Kiran Stacey provided an illuminating review of a new book about the U.K. Independence Party in the FT this past weekend (possibly paywalled in some locations). The book’s authors, Robert Ford and Matthew Goodwin, gained an unprecedented level of access into UKIP, which has supplanted the Liberal Democrats as the nation’s third party. American observers of the Tea Party movement will resonate with some of Ford and Goodwin’s reporting.

UKIP leader Nigel Farage, a master of the dog whistle, laments the changing character of Britain in an artful fashion that masks what is really an hard-edged animus towards immigrants. Who hears the whistle? Deflating the common belief that UKIP members are simply disaffected Tories, Ford and Goodwin discovered that most UKIP members are white, working-class, older males who feel that they are being economically passed by and politically ignored. In UKIP these alienated people — who in prior years would have been solid Labour supporters — find a vehicle to express their rage at government and the dominant political parties.
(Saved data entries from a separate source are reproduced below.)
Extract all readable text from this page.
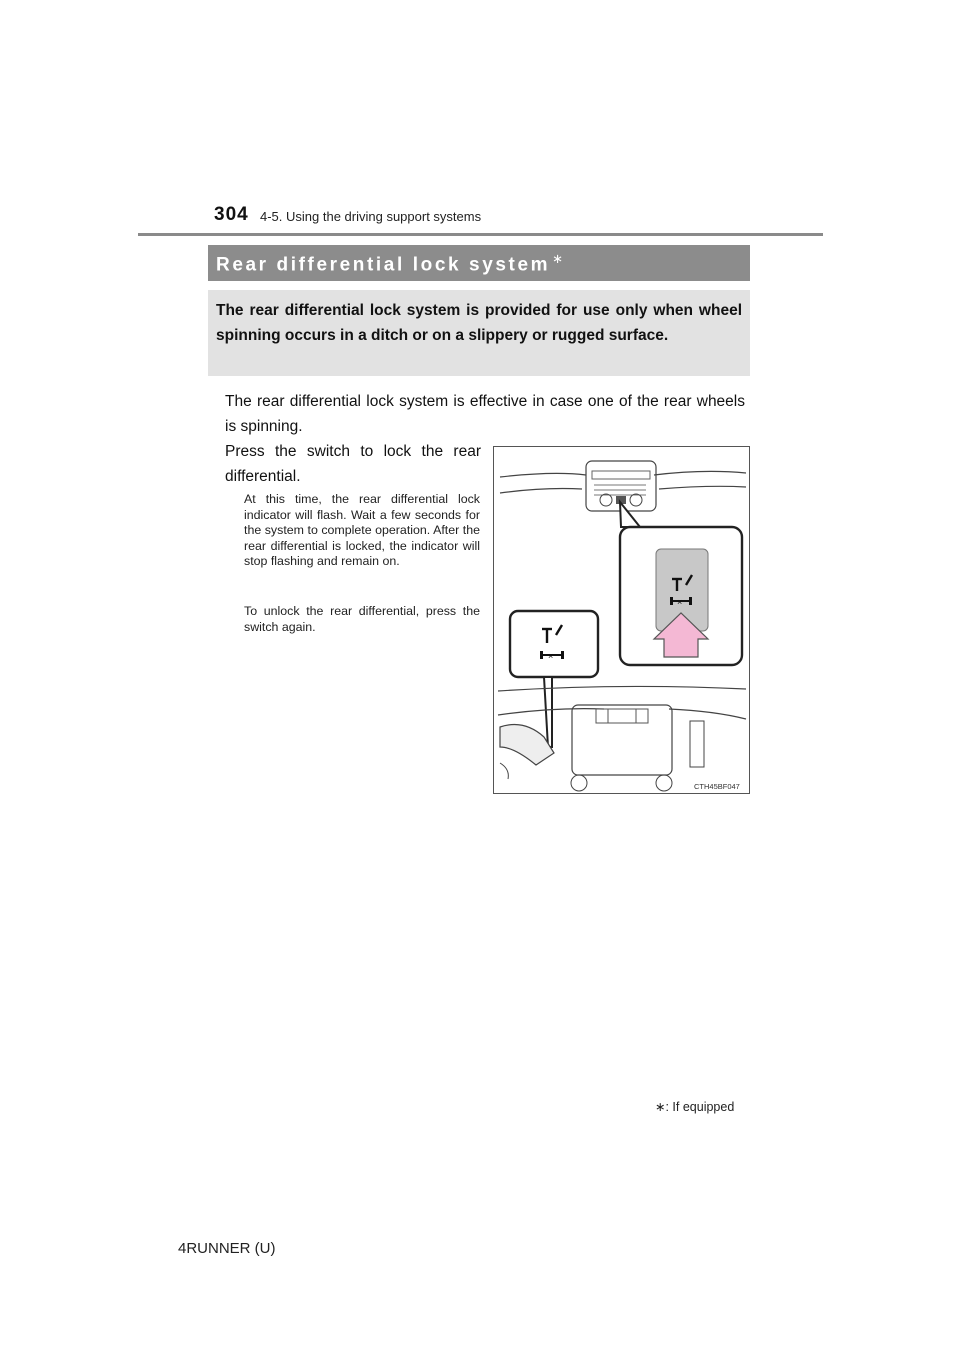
304 4-5. Using the driving support systems
Rear differential lock system ∗
The rear differential lock system is provided for use only when wheel spinning occurs in a ditch or on a slippery or rugged surface.
The rear differential lock system is effective in case one of the rear wheels is spinning.
Press the switch to lock the rear differential.
At this time, the rear differential lock indicator will flash. Wait a few seconds for the system to complete operation. After the rear differential is locked, the indicator will stop flashing and remain on.
To unlock the rear differential, press the switch again.
×
×
CTH45BF047
∗: If equipped
4RUNNER (U)
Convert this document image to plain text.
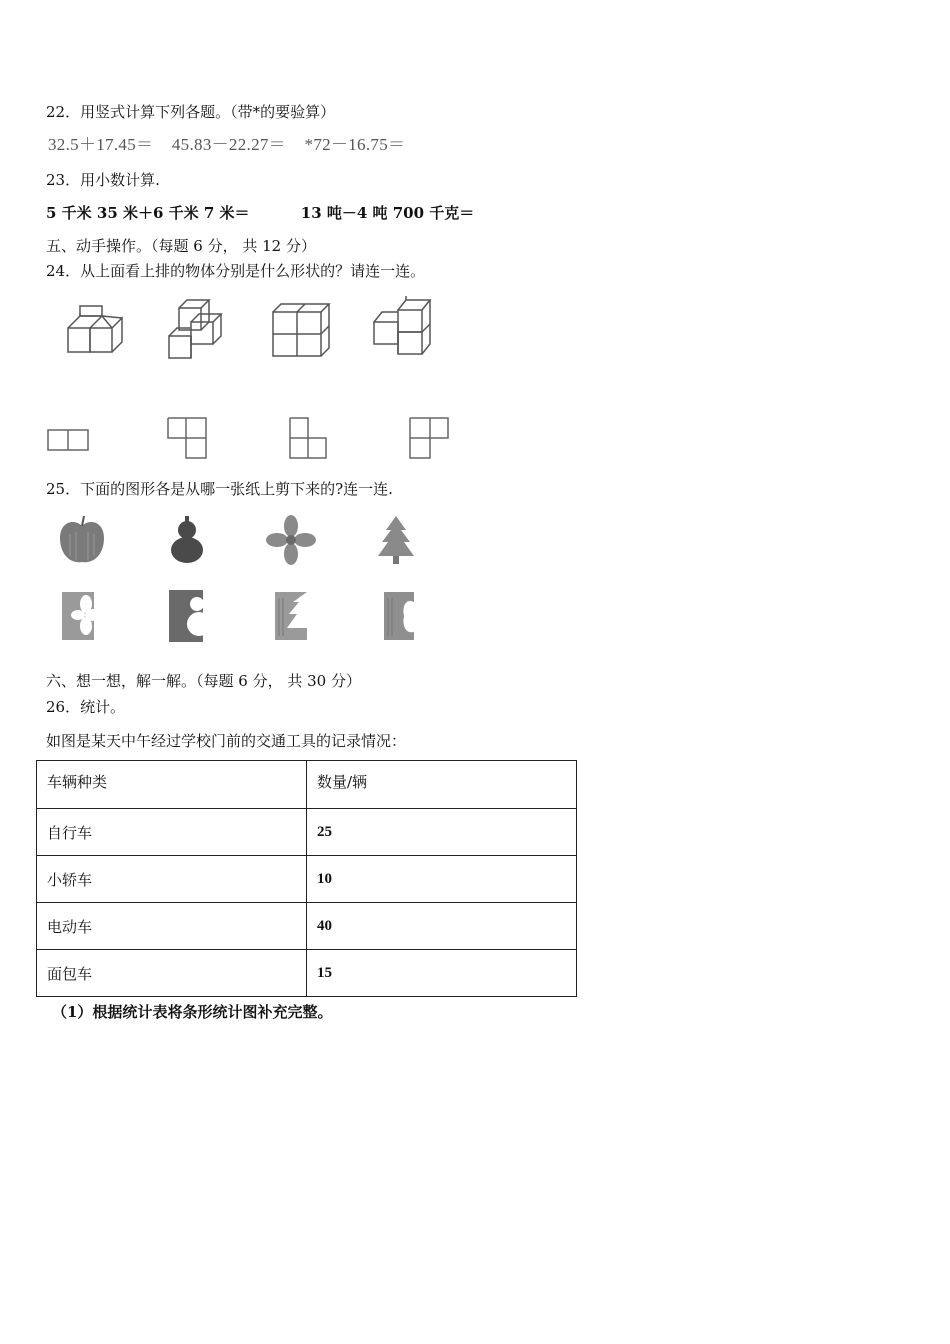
22．用竖式计算下列各题。（带*的要验算）
32.5＋17.45＝ 45.83－22.27＝ *72－16.75＝
23．用小数计算.
5 千米 35 米＋6 千米 7 米＝	13 吨－4 吨 700 千克＝
五、动手操作。（每题 6 分， 共 12 分）
24．从上面看上排的物体分别是什么形状的？请连一连。
25．下面的图形各是从哪一张纸上剪下来的?连一连.
六、想一想，解一解。（每题 6 分， 共 30 分）
26．统计。
如图是某天中午经过学校门前的交通工具的记录情况：
车辆种类	数量/辆
自行车	25
小轿车	10
电动车	40
面包车	15
（1）根据统计表将条形统计图补充完整。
UKIP’s increasing appeal thus parallels that of the U.S. Tea Party movement, but with one saving grace. The British political system is structured such that the extremes have a hard time capturing either of the dominant political parties. One could see this as weakness, as do Ford and some American political mavens, such as Ed Kilgore. But in my Anglo-American policy work, I find the British habit of sidelining crackpots to be almost entirely to the good.